Background: We have previously demonstrated, in a pilot study, the utility of personalized computational atrial modeling to guide ablation of persistent AF (psAF) in patients with fibrosis detected by LGE-MRI. However, the methodology was heavily operator-dependent.
Objective: To develop a comprehensive and minimally operator-dependent computational platform for reproducible personalized psAF ablation target prediction in patients with LGE-MRI fibrosis, so that our FDA-approved randomized clinical trial on the novel ablation approach can be undertaken.
Methods: We designed a computational platform that streamlines the end-to-end modeling workflow for predicting clinical ablation targets, with minimal human interaction. A series of automatic software interactions were implemented to integrate the platform’s modules, requiring only the atrial segmentation as the input. The platform consists of 3 main modules 1) 3D model reconstruction, 2) Personalized simulation and 3) Personalized ablation strategy plan compatible with clinical system (Fig. 1).
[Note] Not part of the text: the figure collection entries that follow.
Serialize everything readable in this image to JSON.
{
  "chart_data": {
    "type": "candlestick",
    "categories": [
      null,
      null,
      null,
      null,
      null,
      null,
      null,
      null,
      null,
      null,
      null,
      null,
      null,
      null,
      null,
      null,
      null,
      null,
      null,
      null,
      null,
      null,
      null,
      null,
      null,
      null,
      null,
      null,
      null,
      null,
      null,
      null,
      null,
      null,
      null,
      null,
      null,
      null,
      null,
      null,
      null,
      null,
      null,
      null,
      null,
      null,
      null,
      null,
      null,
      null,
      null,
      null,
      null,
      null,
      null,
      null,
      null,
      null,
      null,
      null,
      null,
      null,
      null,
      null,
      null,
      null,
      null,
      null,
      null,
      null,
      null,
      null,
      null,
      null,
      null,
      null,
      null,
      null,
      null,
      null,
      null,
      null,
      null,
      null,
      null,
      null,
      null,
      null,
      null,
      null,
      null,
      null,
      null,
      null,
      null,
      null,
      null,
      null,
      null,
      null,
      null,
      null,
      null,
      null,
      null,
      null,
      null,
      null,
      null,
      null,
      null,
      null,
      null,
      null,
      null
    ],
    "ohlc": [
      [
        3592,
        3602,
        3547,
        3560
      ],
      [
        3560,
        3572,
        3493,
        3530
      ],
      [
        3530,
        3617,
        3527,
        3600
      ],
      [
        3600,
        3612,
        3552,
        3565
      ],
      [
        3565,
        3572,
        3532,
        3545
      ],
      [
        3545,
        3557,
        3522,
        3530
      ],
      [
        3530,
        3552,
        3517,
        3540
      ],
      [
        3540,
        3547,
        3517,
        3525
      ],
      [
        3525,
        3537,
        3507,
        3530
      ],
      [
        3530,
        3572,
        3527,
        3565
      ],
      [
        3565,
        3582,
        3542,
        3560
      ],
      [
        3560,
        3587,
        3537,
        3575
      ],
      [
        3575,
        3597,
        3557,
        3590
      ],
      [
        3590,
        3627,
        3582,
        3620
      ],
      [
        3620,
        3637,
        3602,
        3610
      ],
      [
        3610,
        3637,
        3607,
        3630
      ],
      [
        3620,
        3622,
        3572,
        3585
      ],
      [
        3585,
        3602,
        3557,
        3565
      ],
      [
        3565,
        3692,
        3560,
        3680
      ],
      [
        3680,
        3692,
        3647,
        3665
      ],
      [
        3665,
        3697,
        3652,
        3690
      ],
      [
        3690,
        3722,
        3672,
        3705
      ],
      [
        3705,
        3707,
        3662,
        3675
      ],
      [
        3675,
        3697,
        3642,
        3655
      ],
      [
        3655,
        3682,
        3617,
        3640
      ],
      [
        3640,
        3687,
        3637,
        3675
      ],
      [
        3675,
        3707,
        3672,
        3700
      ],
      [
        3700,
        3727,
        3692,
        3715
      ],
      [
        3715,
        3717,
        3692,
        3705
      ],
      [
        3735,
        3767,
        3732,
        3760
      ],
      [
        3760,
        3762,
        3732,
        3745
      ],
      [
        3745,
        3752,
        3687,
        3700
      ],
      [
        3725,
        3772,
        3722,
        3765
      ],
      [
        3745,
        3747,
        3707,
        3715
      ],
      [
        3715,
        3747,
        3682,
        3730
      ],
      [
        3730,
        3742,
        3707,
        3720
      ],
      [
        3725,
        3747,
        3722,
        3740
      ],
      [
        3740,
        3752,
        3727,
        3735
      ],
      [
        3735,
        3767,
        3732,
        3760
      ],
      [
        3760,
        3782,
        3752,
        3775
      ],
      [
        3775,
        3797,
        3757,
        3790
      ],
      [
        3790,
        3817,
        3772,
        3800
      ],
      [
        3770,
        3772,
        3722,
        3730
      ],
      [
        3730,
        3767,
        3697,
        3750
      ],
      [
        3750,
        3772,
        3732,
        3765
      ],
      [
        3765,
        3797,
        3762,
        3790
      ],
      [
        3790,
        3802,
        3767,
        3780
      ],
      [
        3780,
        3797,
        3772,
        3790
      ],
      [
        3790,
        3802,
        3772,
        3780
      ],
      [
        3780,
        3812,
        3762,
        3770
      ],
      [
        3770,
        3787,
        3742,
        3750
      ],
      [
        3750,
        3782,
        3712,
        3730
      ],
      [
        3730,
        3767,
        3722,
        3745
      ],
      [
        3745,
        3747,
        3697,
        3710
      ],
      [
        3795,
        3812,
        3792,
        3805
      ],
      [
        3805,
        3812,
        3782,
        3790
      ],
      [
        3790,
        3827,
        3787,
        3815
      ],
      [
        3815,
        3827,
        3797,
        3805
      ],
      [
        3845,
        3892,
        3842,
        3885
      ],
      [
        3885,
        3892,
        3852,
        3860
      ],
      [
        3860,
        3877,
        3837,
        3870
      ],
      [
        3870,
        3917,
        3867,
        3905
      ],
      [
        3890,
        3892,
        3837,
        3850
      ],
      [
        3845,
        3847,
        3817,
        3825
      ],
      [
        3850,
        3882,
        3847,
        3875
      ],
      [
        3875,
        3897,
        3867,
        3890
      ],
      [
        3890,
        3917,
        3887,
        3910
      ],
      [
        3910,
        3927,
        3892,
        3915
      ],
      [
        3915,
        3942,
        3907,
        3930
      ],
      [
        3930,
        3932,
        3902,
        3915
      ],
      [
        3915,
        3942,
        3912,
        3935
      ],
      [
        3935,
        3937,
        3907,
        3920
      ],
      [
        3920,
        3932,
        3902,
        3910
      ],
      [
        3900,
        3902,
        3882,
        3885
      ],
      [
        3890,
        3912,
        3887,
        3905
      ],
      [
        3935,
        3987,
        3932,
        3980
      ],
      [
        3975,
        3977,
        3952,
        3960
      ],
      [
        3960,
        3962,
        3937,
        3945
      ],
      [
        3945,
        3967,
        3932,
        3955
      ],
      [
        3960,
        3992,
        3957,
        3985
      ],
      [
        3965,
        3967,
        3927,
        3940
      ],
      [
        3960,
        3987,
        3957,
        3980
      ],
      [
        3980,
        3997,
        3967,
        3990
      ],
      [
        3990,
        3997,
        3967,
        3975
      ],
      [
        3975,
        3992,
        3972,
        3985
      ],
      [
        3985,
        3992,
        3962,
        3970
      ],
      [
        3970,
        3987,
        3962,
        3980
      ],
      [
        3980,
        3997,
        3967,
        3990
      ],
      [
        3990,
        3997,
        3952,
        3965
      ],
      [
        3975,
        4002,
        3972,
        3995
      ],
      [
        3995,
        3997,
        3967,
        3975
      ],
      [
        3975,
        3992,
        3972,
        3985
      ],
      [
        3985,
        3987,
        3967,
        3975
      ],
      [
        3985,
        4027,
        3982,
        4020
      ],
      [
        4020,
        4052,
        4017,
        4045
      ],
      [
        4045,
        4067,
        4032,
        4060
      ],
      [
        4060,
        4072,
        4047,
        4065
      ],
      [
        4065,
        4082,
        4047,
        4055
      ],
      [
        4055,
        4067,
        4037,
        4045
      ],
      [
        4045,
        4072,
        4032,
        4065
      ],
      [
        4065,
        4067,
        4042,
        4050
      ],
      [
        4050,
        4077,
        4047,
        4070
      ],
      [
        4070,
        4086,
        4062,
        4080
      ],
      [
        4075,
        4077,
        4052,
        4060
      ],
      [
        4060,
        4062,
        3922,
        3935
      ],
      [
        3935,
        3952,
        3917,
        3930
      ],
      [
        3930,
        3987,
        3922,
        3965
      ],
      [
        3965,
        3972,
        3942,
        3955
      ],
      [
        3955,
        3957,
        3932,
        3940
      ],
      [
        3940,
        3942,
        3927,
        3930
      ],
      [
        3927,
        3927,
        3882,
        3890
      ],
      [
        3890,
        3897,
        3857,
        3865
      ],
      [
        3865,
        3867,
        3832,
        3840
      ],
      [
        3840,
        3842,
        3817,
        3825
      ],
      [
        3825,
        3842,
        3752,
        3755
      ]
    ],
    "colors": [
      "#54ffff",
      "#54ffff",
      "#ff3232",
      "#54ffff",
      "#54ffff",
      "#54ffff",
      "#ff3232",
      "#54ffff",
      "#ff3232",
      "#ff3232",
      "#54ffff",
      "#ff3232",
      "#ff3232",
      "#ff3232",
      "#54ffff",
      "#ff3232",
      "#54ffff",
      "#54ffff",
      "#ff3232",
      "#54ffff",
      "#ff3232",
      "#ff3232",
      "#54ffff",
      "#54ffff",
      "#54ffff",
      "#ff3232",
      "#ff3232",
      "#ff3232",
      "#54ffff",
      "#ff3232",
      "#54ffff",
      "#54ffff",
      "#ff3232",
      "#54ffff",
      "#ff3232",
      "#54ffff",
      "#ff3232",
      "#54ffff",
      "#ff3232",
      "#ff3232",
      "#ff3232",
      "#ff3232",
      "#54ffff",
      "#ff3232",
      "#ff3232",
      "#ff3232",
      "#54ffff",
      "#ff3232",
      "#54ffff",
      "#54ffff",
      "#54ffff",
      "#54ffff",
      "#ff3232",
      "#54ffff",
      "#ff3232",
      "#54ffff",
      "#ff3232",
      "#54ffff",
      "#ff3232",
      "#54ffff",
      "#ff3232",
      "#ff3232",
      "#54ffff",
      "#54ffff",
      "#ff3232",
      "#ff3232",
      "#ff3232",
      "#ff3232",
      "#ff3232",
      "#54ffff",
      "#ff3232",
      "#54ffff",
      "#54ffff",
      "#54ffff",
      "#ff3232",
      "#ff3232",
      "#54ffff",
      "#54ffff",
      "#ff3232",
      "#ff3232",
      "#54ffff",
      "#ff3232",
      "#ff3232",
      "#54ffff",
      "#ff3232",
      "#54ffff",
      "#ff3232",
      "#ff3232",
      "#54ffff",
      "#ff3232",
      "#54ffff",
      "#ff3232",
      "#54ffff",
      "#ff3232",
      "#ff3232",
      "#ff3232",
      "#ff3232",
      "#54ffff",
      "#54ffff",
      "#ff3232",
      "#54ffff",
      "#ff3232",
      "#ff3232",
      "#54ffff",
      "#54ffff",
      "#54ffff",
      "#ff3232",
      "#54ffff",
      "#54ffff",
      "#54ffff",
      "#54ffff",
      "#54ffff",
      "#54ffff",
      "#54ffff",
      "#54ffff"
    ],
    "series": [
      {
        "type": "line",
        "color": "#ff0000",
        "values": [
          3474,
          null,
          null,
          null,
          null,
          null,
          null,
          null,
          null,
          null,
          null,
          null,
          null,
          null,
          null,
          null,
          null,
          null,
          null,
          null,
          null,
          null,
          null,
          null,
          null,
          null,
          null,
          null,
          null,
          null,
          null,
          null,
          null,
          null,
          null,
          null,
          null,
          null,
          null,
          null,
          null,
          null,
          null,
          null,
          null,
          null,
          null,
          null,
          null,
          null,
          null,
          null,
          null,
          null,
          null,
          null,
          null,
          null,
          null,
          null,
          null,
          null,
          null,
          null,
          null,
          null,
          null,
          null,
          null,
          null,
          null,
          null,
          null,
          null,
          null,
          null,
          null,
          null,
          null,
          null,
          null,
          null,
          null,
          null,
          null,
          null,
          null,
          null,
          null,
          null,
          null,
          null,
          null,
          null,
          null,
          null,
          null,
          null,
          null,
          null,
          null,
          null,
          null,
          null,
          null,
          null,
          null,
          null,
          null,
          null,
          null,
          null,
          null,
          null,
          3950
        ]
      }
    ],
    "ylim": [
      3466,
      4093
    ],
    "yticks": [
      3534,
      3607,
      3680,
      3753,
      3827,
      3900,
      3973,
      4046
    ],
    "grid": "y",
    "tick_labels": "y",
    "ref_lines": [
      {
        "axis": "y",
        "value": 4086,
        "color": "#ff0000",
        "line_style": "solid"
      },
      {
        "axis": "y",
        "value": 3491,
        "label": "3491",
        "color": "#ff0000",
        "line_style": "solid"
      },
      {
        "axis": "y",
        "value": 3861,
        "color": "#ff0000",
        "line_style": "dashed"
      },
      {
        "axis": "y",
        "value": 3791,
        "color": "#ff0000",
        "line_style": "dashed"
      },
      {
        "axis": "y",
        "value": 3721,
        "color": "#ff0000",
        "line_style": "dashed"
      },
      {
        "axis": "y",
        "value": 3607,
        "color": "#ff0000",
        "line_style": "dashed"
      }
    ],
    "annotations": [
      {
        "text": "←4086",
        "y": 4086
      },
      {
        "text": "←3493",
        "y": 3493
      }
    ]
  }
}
Results: This platform was successfully tested by multiple operators with differing expertise on 10 psAF patients. No modifications nor human interactions to the platform were required during testing. The same ablation target was predicted for each patient when processed by multiple operators, highlighting the robustness and reproducibility of the platform. This optimized pipeline reduced the model reconstruction time by 75% (16 vs 4 hours).
Conclusion: We developed a robust, reproducible, automatic platform for personalized psAF ablation target prediction, enabling our FDA-approved randomized clinical trial.